И еще одно обстоятельство. Люди, как правило, осознают, а затем и осуществляют себя в тех пространствах возможностей (или сферах деятельности), которые они находят предзаданными, предпосланными всякой определенной деятельности. Конечно, при этом им подчас приходится решать столь сложную проблему, как выбор среди существующих пространств реализации именно того, которое наилучшим образом соответствует их устремлениям, возможностям, пристрастиям, но, тем не менее, подобный выбор – это именно попытка сориентироваться в спектре наличных альтернатив.
В отличие от этого, Г.П. по существу сам творил новые пространства возможностей, которых до него просто не существовало, и уже в последующем деятельность в этих пространствах получала социальное признание. Признание, конечно, тоже не приходило само собой, а требовало специальных организованных и скоординированных усилий, – и лишь благодаря им такая деятельность становилась социально востребованной и необходимой, даже социально институциализированной.
В первом приближении это можно охарактеризовать с помощью такого получающего сегодня все большее распространение термина, как «социальные технологии». Впрочем, он здесь имеет смысл именно как грубое приближение, как намек на то, что объектом интереса – и, более того, объектом технологического воздействия и объектом проектирования – для Г.П. было мышление как социальное (или социально распределенное) действие. (Стоит напомнить в этой связи о том, что уже в начале 60-х годов в своей привлекшей весьма широкое внимание статье в «Известиях» Г.П. трактовал методологию именно как технологию мышления[91].) Здесь можно было бы употребить и такой термин, как социология мышления, но только если понимать под ним не столько теоретическую рефлексию по поводу мышления, сколько его практическую социальную организацию.

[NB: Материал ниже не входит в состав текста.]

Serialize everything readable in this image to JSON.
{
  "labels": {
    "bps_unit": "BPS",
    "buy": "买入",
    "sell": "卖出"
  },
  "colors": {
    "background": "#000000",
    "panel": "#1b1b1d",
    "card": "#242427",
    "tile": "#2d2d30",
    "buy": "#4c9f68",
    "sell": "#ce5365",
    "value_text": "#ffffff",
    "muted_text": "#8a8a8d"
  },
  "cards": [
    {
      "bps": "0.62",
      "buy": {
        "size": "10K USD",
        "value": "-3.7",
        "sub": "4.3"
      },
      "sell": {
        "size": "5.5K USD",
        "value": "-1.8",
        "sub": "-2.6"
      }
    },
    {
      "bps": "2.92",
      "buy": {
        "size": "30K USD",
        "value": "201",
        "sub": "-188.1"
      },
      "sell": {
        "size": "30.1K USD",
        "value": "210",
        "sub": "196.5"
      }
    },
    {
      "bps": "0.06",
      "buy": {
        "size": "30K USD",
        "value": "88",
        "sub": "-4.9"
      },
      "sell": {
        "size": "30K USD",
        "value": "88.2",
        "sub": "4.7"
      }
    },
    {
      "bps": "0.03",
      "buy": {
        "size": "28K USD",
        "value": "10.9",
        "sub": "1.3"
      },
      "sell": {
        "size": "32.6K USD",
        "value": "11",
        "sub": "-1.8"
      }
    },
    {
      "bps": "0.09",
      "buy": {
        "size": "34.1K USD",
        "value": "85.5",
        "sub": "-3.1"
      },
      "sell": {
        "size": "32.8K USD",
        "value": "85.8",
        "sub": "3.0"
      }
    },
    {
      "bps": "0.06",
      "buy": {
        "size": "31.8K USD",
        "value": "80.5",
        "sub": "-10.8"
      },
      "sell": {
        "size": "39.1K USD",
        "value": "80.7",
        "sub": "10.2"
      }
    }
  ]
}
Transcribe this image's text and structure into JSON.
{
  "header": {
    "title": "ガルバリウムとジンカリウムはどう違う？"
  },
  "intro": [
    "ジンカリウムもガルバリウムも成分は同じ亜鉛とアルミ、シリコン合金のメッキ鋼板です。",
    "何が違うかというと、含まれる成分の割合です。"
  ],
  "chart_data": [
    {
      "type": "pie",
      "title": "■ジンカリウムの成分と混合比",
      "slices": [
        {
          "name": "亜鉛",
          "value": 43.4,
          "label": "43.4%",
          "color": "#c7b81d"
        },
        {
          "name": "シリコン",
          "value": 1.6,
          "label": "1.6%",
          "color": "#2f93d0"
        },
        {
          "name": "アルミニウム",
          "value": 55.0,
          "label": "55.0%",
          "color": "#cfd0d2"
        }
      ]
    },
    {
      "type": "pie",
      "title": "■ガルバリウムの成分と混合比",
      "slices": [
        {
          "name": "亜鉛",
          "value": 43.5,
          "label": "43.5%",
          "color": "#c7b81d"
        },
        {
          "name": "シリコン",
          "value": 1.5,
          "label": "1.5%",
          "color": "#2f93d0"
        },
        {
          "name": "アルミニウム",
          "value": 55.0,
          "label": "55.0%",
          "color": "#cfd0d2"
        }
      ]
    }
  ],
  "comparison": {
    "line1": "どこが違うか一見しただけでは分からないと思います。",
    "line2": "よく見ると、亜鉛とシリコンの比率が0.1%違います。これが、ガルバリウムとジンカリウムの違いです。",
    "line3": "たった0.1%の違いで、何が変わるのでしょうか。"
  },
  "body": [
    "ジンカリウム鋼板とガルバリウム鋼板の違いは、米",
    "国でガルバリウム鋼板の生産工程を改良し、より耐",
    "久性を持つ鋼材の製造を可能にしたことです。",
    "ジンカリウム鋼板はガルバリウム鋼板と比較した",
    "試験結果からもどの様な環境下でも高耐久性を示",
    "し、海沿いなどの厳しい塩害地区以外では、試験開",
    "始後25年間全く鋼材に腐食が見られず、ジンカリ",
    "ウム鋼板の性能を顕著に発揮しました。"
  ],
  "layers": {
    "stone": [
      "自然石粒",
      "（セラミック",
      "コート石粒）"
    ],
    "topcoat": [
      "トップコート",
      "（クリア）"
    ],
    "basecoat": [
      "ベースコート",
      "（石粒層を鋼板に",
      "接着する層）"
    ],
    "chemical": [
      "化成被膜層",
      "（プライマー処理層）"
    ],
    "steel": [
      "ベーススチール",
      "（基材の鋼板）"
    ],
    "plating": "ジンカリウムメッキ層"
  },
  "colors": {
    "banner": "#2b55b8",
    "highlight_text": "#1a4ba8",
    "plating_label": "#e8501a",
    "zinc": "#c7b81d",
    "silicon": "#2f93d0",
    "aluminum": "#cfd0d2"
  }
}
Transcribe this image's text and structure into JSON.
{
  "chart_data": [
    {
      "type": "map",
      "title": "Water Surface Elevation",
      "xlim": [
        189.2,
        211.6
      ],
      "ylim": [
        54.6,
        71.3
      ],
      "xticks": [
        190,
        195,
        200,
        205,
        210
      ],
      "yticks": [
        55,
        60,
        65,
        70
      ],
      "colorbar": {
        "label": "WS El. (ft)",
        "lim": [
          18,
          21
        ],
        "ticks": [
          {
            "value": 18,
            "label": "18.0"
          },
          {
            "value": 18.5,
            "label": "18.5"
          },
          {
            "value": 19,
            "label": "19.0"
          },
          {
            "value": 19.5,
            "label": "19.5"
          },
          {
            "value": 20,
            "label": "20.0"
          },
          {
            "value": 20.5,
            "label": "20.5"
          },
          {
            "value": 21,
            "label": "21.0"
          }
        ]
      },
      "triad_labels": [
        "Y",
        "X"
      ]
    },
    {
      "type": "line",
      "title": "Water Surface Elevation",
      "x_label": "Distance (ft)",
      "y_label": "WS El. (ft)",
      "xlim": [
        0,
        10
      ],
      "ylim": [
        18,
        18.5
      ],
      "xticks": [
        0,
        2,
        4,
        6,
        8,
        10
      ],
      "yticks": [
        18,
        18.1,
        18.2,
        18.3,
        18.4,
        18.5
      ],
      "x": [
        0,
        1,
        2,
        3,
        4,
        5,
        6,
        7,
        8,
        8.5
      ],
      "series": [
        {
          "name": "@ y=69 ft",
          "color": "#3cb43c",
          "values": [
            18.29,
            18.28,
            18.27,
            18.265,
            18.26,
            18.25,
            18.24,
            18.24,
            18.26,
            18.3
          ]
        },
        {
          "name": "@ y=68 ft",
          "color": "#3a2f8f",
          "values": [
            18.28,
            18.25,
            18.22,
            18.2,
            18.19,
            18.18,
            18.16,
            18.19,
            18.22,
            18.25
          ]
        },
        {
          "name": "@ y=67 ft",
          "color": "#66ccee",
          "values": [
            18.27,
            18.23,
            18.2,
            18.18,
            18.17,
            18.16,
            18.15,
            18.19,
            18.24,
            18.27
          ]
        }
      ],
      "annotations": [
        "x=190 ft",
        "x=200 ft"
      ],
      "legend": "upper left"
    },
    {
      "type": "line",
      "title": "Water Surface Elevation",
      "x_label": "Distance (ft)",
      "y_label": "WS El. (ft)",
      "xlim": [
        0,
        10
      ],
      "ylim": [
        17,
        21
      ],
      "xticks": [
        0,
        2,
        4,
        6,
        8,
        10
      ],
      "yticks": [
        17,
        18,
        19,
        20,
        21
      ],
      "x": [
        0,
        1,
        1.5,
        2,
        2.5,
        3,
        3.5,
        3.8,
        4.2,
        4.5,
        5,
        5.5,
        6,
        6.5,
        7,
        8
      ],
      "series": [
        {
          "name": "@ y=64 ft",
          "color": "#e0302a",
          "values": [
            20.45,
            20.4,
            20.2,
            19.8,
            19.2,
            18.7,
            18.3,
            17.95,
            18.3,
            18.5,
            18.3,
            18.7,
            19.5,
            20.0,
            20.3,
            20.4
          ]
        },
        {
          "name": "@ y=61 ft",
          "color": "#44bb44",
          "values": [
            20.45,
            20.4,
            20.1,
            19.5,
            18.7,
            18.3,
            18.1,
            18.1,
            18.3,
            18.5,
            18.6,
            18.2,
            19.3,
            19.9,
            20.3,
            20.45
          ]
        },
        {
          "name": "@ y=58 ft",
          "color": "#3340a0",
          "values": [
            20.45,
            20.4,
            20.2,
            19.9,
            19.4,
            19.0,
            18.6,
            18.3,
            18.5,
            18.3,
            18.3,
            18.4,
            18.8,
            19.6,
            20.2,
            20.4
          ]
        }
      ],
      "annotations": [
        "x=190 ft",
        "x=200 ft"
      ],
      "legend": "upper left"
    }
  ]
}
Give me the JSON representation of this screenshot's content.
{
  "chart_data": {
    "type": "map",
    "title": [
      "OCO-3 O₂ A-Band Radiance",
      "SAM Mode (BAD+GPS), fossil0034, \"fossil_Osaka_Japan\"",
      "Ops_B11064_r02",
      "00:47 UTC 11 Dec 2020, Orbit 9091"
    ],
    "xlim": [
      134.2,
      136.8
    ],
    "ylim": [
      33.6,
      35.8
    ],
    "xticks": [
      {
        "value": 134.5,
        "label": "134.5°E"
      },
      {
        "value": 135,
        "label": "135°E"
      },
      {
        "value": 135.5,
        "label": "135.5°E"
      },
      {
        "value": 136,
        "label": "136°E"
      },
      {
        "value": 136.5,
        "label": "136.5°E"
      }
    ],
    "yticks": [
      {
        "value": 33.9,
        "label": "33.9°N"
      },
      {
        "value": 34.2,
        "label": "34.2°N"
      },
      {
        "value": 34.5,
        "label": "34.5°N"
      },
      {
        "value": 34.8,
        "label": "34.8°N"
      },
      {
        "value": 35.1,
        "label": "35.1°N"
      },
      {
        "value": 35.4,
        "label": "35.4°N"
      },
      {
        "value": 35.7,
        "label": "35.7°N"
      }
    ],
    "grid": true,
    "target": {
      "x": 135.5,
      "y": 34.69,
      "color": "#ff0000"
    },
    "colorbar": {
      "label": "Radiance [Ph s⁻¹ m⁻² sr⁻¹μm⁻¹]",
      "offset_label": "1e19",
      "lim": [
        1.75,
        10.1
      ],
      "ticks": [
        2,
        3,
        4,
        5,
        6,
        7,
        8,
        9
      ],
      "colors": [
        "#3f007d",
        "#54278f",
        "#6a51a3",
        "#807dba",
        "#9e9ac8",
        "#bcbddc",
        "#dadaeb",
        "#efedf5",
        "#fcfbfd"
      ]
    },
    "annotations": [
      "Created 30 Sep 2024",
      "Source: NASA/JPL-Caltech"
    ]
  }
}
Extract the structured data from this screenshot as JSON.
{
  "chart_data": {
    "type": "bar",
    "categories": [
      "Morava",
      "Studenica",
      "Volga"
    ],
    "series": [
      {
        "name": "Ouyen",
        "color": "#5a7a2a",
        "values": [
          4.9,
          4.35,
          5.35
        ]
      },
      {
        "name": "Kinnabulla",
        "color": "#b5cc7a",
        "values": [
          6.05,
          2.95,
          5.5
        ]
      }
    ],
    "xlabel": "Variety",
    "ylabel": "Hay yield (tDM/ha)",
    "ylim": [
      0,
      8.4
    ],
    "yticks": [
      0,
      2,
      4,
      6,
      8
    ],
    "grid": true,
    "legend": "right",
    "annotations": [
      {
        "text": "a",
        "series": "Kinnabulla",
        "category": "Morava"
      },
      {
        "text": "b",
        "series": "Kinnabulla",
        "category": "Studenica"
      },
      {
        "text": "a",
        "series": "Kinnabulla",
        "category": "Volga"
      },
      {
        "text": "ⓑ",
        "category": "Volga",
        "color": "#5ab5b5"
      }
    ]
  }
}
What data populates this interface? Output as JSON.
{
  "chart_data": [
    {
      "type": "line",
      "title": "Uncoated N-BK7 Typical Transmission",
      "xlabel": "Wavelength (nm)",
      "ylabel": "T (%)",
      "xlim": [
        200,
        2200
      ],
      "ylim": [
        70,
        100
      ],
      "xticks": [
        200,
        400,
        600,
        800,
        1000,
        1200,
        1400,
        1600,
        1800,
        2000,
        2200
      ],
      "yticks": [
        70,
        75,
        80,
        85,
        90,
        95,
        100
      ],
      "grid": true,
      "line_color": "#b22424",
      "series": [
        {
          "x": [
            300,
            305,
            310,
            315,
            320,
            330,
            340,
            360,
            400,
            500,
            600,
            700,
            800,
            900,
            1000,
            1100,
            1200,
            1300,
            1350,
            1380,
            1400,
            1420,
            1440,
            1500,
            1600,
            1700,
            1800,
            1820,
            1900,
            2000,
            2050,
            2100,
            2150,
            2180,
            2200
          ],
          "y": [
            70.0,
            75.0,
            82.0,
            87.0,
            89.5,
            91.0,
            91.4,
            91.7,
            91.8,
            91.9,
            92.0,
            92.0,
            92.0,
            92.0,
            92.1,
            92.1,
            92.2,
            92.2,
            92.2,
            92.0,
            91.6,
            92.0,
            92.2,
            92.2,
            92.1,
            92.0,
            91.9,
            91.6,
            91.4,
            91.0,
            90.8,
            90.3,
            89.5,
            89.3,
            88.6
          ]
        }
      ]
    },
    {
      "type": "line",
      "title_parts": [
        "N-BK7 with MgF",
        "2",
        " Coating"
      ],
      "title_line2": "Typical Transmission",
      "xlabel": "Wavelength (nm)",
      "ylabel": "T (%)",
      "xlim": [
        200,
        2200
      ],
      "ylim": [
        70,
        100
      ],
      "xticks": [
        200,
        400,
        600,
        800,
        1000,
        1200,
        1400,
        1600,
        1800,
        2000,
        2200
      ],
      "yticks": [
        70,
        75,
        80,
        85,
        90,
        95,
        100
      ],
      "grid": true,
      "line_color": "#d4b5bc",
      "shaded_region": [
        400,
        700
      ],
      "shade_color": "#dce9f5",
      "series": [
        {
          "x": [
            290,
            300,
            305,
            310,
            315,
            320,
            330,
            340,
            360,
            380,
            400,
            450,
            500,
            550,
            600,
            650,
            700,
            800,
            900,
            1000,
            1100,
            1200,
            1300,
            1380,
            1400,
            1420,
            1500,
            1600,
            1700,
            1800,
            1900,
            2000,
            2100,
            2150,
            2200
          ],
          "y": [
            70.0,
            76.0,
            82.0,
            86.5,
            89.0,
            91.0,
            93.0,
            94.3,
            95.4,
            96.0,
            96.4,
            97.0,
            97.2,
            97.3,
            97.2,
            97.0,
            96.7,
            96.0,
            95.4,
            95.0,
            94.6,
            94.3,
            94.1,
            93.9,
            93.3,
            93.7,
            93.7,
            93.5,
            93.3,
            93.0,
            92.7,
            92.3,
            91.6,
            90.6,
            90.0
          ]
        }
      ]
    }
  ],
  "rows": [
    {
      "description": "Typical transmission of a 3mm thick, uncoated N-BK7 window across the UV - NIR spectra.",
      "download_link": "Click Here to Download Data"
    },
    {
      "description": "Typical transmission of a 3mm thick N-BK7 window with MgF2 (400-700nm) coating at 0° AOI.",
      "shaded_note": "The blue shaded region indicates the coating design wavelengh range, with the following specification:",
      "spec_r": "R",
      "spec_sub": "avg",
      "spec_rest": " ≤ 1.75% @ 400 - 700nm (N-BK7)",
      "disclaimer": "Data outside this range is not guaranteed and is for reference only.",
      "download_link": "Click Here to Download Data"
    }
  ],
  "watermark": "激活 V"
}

Решающее значение в этом смысле имело обращение Г.П. к методологии организационно-деятельностных игр. Собственно говоря, именно создание этого пространства, этого мира ОДИ я прежде всего и имел в виду, говоря о самореализации Г.П. Признаюсь, поначалу я воспринимал этот шаг Г.П. не очень серьезно: то ли как возможность какого-то побочного заработка, то ли как некий вынужденный обстоятельствами суррогат действительно стоящего дела. Само собой разумеется, наиболее адекватной формой такого настоящего дела представлялась наука как деятельность (и поддерживающий ее социальный институт) прежде всего исследовательская, направленная на получение нового знания.
Поэтому обращение к методологии ОДИ, как и предшествующая стадия жизни и деятельности Г.П., когда он занимался социальным проектированием, в частности, работая во ВНИИТЭ, многим, включая и меня самого, представлялось тогда не как mainstream, а как нечто происходящее на периферии. То, что социально-гуманитарное знание может быть технологизировано и стать прикладным примерно в том же смысле, как знание естественнонаучное, что оно вообще может быть помыслено в такой перспективе, в те годы было отнюдь не очевидно. Но, видимо, это центростремительное движение от периферии заложено в самой природе социальных новаций.
В течение какого-то времени до меня доходили лишь отзывы разных людей – то ли тех, кто сам был вовлечен в проведение ОДИ, то ли тех, кто участвовал в них в качестве «пользователя». Меня удивляло, что и в тех, и в других случаях оценки часто были весьма высокими. Тем не менее лишь много позже я начал понимать и мотивы, и значимость, и логику этого обращения к ОДИ.
Самым интересным было то, что, как выяснялось, обе категории участников ОДИ не обретали какого-то особого нового знания, получение которого могло бы объяснить растущую популярность этих деловых игр. Оказалось, что смысл заключен не в новом знании, а в новом понимании тех или иных ситуаций, т. е.